Holy Cross' senior lecturer Thomas Doughton, who partnered with local organizations to create the Worcester Black History Trail, unveils one of the markers on June 2, 2022 in Worcester, Massachusetts. (Photo by Michael Ivins/Holy Cross)
Holy Cross President Vincent Rougeau speaks during the Worcester Black History Trail unveiling on June 2, 2022 in Worcester, Massachusetts. (Photo by Michael Ivins/Holy Cross)
A who’s who of Worcester dignitaries assembled at the corner of John and North Ashland Streets on June 2, including the mayor, the acting city manager, several city councilors, a representative from a Congressional office and more. Though one individual received more applause and praise than anyone: Thomas Doughton, Holy Cross senior lecturer for interdisciplinary and special studies.
While Doughton attempted to deflect any recognition at the debut of Worcester’s new Black History Trail, he is credited as one of the sparks that led to its creation.
“Dr.

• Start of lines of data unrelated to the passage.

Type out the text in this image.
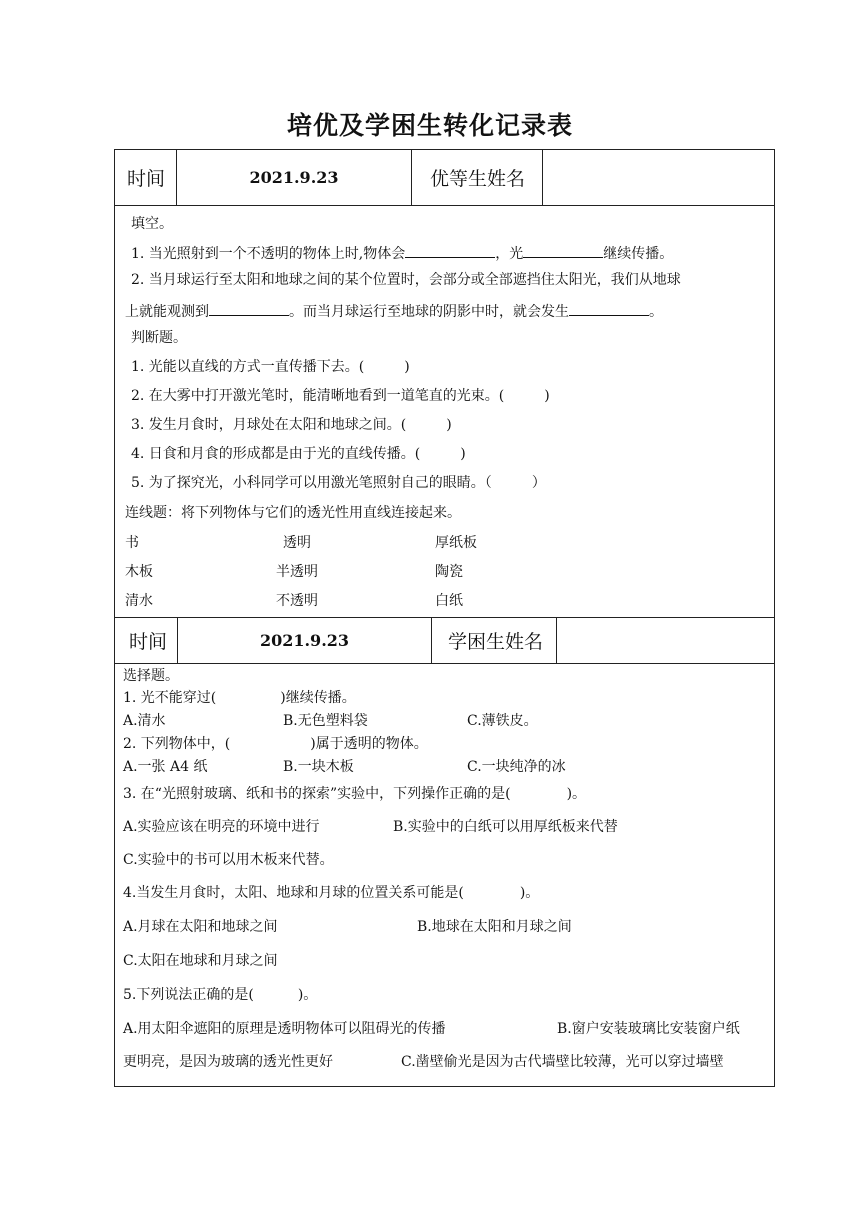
培优及学困生转化记录表
时间	2021.9.23	优等生姓名
填空。
1. 当光照射到一个不透明的物体上时,物体会	，光	继续传播。
2. 当月球运行至太阳和地球之间的某个位置时，会部分或全部遮挡住太阳光，我们从地球
上就能观测到	。而当月球运行至地球的阴影中时，就会发生	。
判断题。
1. 光能以直线的方式一直传播下去。(	)
2. 在大雾中打开激光笔时，能清晰地看到一道笔直的光束。(	)
3. 发生月食时，月球处在太阳和地球之间。(	)
4. 日食和月食的形成都是由于光的直线传播。(	)
5. 为了探究光，小科同学可以用激光笔照射自己的眼睛。（	）
连线题：将下列物体与它们的透光性用直线连接起来。
书	透明	厚纸板
木板	半透明	陶瓷
清水	不透明	白纸
时间	2021.9.23	学困生姓名
选择题。
1. 光不能穿过(	)继续传播。
A.清水	B.无色塑料袋	C.薄铁皮。
2. 下列物体中，(	)属于透明的物体。
A.一张 A4 纸	B.一块木板	C.一块纯净的冰
3. 在“光照射玻璃、纸和书的探索”实验中，下列操作正确的是(	)。
A.实验应该在明亮的环境中进行	B.实验中的白纸可以用厚纸板来代替
C.实验中的书可以用木板来代替。
4.当发生月食时，太阳、地球和月球的位置关系可能是(	)。
A.月球在太阳和地球之间	B.地球在太阳和月球之间
C.太阳在地球和月球之间
5.下列说法正确的是(	)。
A.用太阳伞遮阳的原理是透明物体可以阻碍光的传播	B.窗户安装玻璃比安装窗户纸
更明亮，是因为玻璃的透光性更好	C.凿壁偷光是因为古代墙壁比较薄，光可以穿过墙壁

Doughton is really the straw that stirs the drink,” said Khrystian King, Worcester City Councilor-at-large.
Through years of collaboration between community members, the city of Worcester, Holy Cross, the Worcester branch of the NAACP, the Laurel Clayton Project and Doughton, New England’s second-largest city created a Black History Trail, establishing several landmarks of historical significance throughout the city.
Thursday’s ceremony unveiled the first of five trail sites, with dozens more expected to be honored in the future.
“This project came about because the community, as some of us perceived it, felt they needed to be responsible for its own history in a dynamically engaged representation of the experience of people of color in Worcester,” Doughton said.
He noted it’s common for Black history to be told through the eyes of the dominant culture in the United States, which tends to withhold portions of the whole story.
“The rethinking of African American history in New England, at the moment, has a lot to do with making members of the dominant culture feel comfortable about the past,” Doughton said. “That comfort is inappropriate in many ways.”
The hope for the Black History Trail is to tell the unfiltered stories of those who lived in the city beginning as far back as the 18th century. “A project like this could be successful if it gets people to realize that people of color, people of African heritage — particularly enslaved people of the first quarter of the 18th century — have been here in Worcester and have been an important part of Worcester,” said Doughton, who teaches the Holy Cross course Worcester and Its Peoples. In playing a role in bringing to life Worcester’s history, the College has offered courses on the history of Worcester for more than two decades.
Inaugural trail sites remember the history of John Street and North Ashland Street, such as the Baptist church; the homes of jazz musician Freddie Bates and the Cullys, a family known for its music, entertainment and fashion; and Samuel Langford, an athlete termed the “greatest fighter nobody knows” by ESPN.
Holy Cross has aided in retelling those stories not only through Doughton, but also through the creation of a website and digital interaction that will debut soon throughout the trail.
“The Worcester Black History Trail offers an inclusive look at our city’s history and prompts reflection on how the past may shape our future,” Holy Cross President Vincent D. Rougeau said. “We look forward to finding ways to promote the trail to all members of our campus community and to further integrate the trail’s historical and cultural significance into the academic life of the College. We are grateful to have been a part of this extraordinary project.”
QR codes will allow people to learn more about the history of the respective areas. Doughton anticipates upwards of 30 sites across the city, including some QR codes built into sidewalks for pedestrians and information seekers to use.
Che Anderson ’11 arrived on The Hill from New York City, but fell in love with Worcester and has remained ever since. He began working on the trail project as a member of the city’s administration and continues to be an active participant.
“I firmly believe that those who don’t know their history are doomed to repeat it,” he said. “I think we’re sadly seeing that through our country in so many ways. Worcester is a microcosm of that. So having the opportunity to learn the stories, the wins, the losses, the triumphs and the injustices the Black community has had in Worcester, for me, it’s an amazing perspective.”